Why do reserves matter so much with condo associations?
Mortgage companies will let a potential buyer and seller know the purchase potential early on
When I walked in the door, I was amazed. Brand new cabinets. New stove. New shelves. Two bedrooms. Fresh-out-the-box air conditioners. Quiet residential block. Washer and dryer included. I could not find one thing to dislike about the place, and I told my Realtor I didn’t need to see any place else. She glanced down at the posting, flipped through some paperwork and said it was time to leave. I was perplexed. Why did we even come here if she didn’t want me to see it?
But then she did something even stranger. She stopped to talk to one of the residents in the building and asked her how she liked living here. The older woman smiled and said she loved it, and she’d been living her for years. My Realtor smiled politely, made a few more remarks, and kept heading down the stairs and to her car. Riding shotgun, I hopped in to ask her why weren’t we talking about putting down earnest funds.
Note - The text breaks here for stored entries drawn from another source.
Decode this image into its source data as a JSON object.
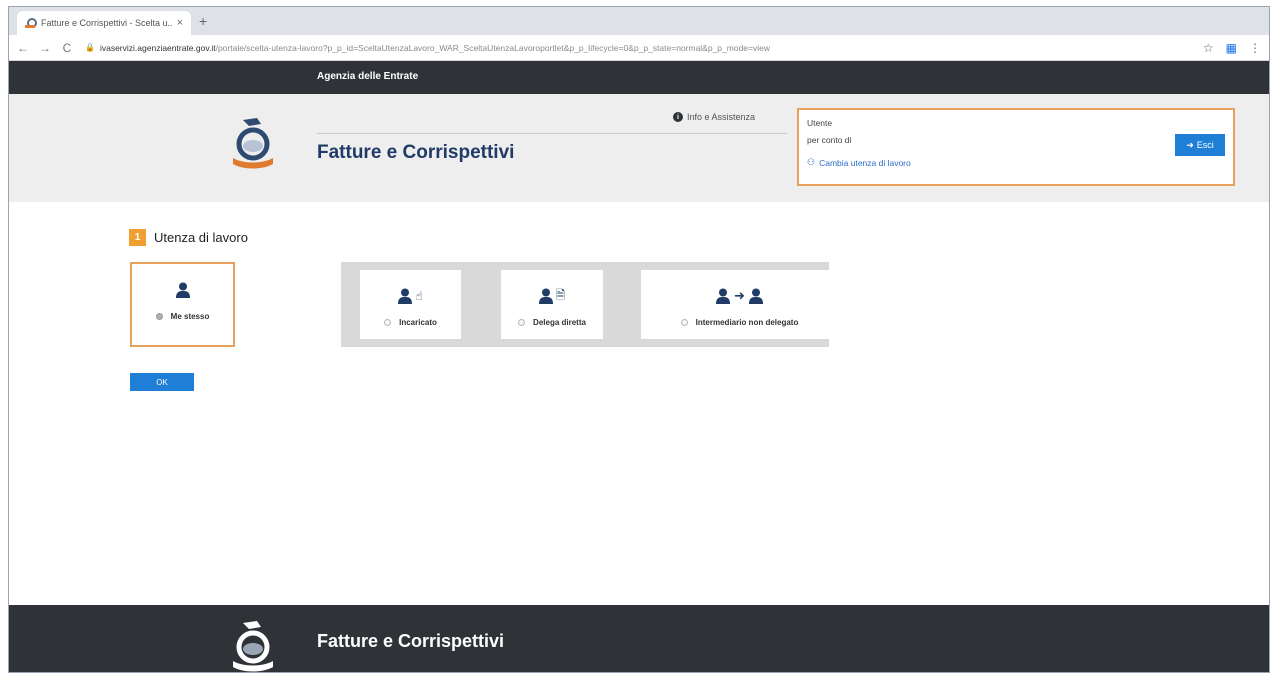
{
  "browser": {
    "tab_title": "Fatture e Corrispettivi - Scelta u...",
    "tab_close": "×",
    "new_tab": "+",
    "back": "←",
    "forward": "→",
    "reload": "C",
    "url_host": "ivaservizi.agenziaentrate.gov.it",
    "url_path": "/portale/scelta-utenza-lavoro?p_p_id=SceltaUtenzaLavoro_WAR_SceltaUtenzaLavoroportlet&p_p_lifecycle=0&p_p_state=normal&p_p_mode=view",
    "star": "☆"
  },
  "topbar": {
    "title": "Agenzia delle Entrate"
  },
  "header": {
    "app_title": "Fatture e Corrispettivi",
    "info_label": "Info e Assistenza",
    "info_icon": "i",
    "user_label": "Utente",
    "for_label": "per conto di",
    "change_link": "Cambia utenza di lavoro",
    "exit_label": "Esci"
  },
  "main": {
    "step_number": "1",
    "step_title": "Utenza di lavoro",
    "options": [
      {
        "label": "Me stesso",
        "selected": true
      },
      {
        "label": "Incaricato",
        "selected": false
      },
      {
        "label": "Delega diretta",
        "selected": false
      },
      {
        "label": "Intermediario non delegato",
        "selected": false
      }
    ],
    "ok_label": "OK"
  },
  "footer": {
    "title": "Fatture e Corrispettivi"
  },
  "colors": {
    "dark_bar": "#2f3338",
    "accent_orange": "#e8a15c",
    "button_blue": "#1f7fd6",
    "title_navy": "#1f3b66"
  },
  "icons": {
    "person": "person-icon",
    "hand_pointer": "hand-pointer-icon",
    "document": "document-icon",
    "arrow_right": "arrow-right-icon",
    "users": "users-icon",
    "sign_out": "sign-out-icon"
  }
}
“The mortgage company will never approve this condo,” she said. “Unless you want to pay out of pocket, and a sizeable amount at that, this place is too risky.”
I still didn’t understand. She pointed to fine print in the posting. It was a warning about how this condo association (COA) had a zero balance in reserves. Being a first-time homebuyer, I didn’t quite understand what “reserves” were.
(Note: COA reserves — also commonly required for homeowners associations, or HOAs — are funds set aside for future repairs, replacements and emergencies. They cover everything from tuckpointing to pipe damage. COAs and HOAs need a healthy reserve fund to avoid requiring Special Assessments anytime something falls apart in the building’s common areas or structure.)
I initially tried to argue that the building looked like it was in great condition and everything in the condo unit I wanted was sparkling new. My Realtor shook her head no.
“If a tornado happens tomorrow and the roof needs to be repaired, the entire association could put themselves on the hook for all repairs, plus their regular assessments,” she said. “I don’t know how they got to zero reserves. But a mortgage company will absolutely not sympathize. Their answer will be an automatic no.”
We drove to the next condo unit on my list. To my frustration, the mortgage company had a bone to pick with this second place too.